Já na rua, chutando pedrinhas com o All-star e um cigarro queimando na boca como um incenso, Loche maldizia Edgar por ser tão, tão... Prepotente ao ponto de convidar ela para, "sei lá, quem sabe assistir um filme". Isso era o que namorados faziam, e não eles. Eles eram companheiros, parceiros ritualísticos se você quisesse um rótulo.

Filho de uma puta. Atirou a guimba de cigarro e a amassou com força, esmagando embaixo dos seus pés como um verme.

...

As 48 horas foram diferentes. Logo pela manhã sentiu fortemente a presença de alguém em seu quarto. Havia uma pressão em sua cabeça e um peso fora do normal em seus ombros, além disso, tinha aquela sensação gozada no meio da testa, acima e entre os olhos, como se alguém colocasse o dedo sem tocá-lo em sua testa. Aquilo o incomodou, e procurou nas sombras olhos amarelos ou coisa do tipo, mas não havia nada, apenas a penumbra matinal e os sons na cozinha de uma Ariel "prendada" fazendo o café da manhã. Ainda chegou a perguntar em voz alta quem estava ali, mas não houve resposta. Era diferente, não era Adrastia, alguma lilim ou súcubos, nem mesmo Orobas. No final, deu de ombros e deixou como estava, não tinha o que fazer ali naquele momento.

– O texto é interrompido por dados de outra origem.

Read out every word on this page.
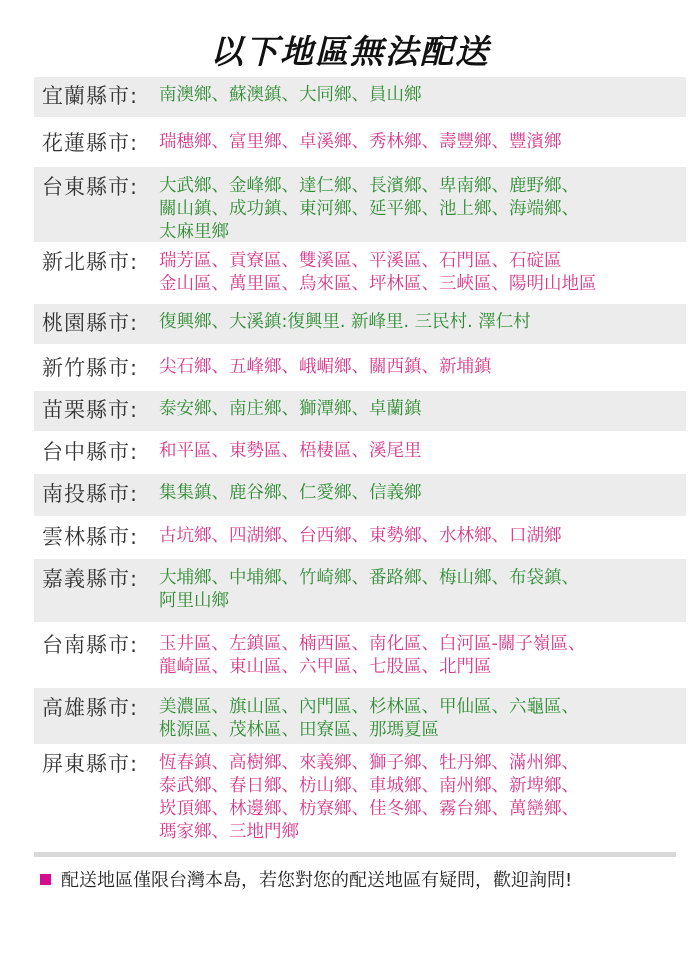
以下地區無法配送
宜蘭縣市:	南澳鄉、蘇澳鎮、大同鄉、員山鄉
花蓮縣市:	瑞穗鄉、富里鄉、卓溪鄉、秀林鄉、壽豐鄉、豐濱鄉
台東縣市:	大武鄉、金峰鄉、達仁鄉、長濱鄉、卑南鄉、鹿野鄉、
關山鎮、成功鎮、東河鄉、延平鄉、池上鄉、海端鄉、
太麻里鄉
新北縣市:	瑞芳區、貢寮區、雙溪區、平溪區、石門區、石碇區
金山區、萬里區、烏來區、坪林區、三峽區、陽明山地區
桃園縣市:	復興鄉、大溪鎮:復興里. 新峰里. 三民村. 澤仁村
新竹縣市:	尖石鄉、五峰鄉、峨嵋鄉、關西鎮、新埔鎮
苗栗縣市:	泰安鄉、南庄鄉、獅潭鄉、卓蘭鎮
台中縣市:	和平區、東勢區、梧棲區、溪尾里
南投縣市:	集集鎮、鹿谷鄉、仁愛鄉、信義鄉
雲林縣市:	古坑鄉、四湖鄉、台西鄉、東勢鄉、水林鄉、口湖鄉
嘉義縣市:	大埔鄉、中埔鄉、竹崎鄉、番路鄉、梅山鄉、布袋鎮、
阿里山鄉
台南縣市:	玉井區、左鎮區、楠西區、南化區、白河區-關子嶺區、
龍崎區、東山區、六甲區、七股區、北門區
高雄縣市:	美濃區、旗山區、內門區、杉林區、甲仙區、六龜區、
桃源區、茂林區、田寮區、那瑪夏區
屏東縣市:	恆春鎮、高樹鄉、來義鄉、獅子鄉、牡丹鄉、滿州鄉、
泰武鄉、春日鄉、枋山鄉、車城鄉、南州鄉、新埤鄉、
崁頂鄉、林邊鄉、枋寮鄉、佳冬鄉、霧台鄉、萬巒鄉、
瑪家鄉、三地門鄉
配送地區僅限台灣本島，若您對您的配送地區有疑問，歡迎詢問!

No almoço foi agraciado com duas coisas, uma foi um convite de Hermes para um churrasco que faria a noite, "só para amigos mesmo", mas que sabia que ia lotar de gente, como sempre. E a segunda foi um almoço realmente muito bom feito por Ariel, mais uma macarronada, mas de atum acebolado com molho branco. Um pequeno momento de normalidade e de prazer rotineiro em sua vida.

Decidiu pela parte da tarde que iria a festinha de Hermes, mas não convidou ninguém, nem Loche, nem ninguém. Iria sozinho, tranquilo, sem esquentar a cabeça com nada.

- Com nada, claro.

E Adrastia já estava do lado dele. Ariel estava no quarto se preparando para ir trabalhar, e ele estava no seu próprio quarto, as mãos na cintura olhando o nada. Ela apareceu como uma nuvem espessa de piche que logo se solidificou naquela figura esguia e de ombros largos. O rabo balançava para cá e para lá, as mãos na cintura como as dele e os olhos amarelo brilhando na leve penumbra do entardecer.

- Há muitas coisas com que esquentar a cabeça. – Adrastia jogou as mãos para trás do corpo e dançou de um lado para outro sem sair do lugar. – Podemos começar com o fato de você ter ido ao inferno, de eu estar aqui, de você ter feito um ritual satânico, de você estar predestinado ao inferno, de Ariel estar estranha... Notou que ela está um pouco estranha desde, você sabe... – e fez um sinal com a mão, enfiando o indicador em um "o" na outra mão.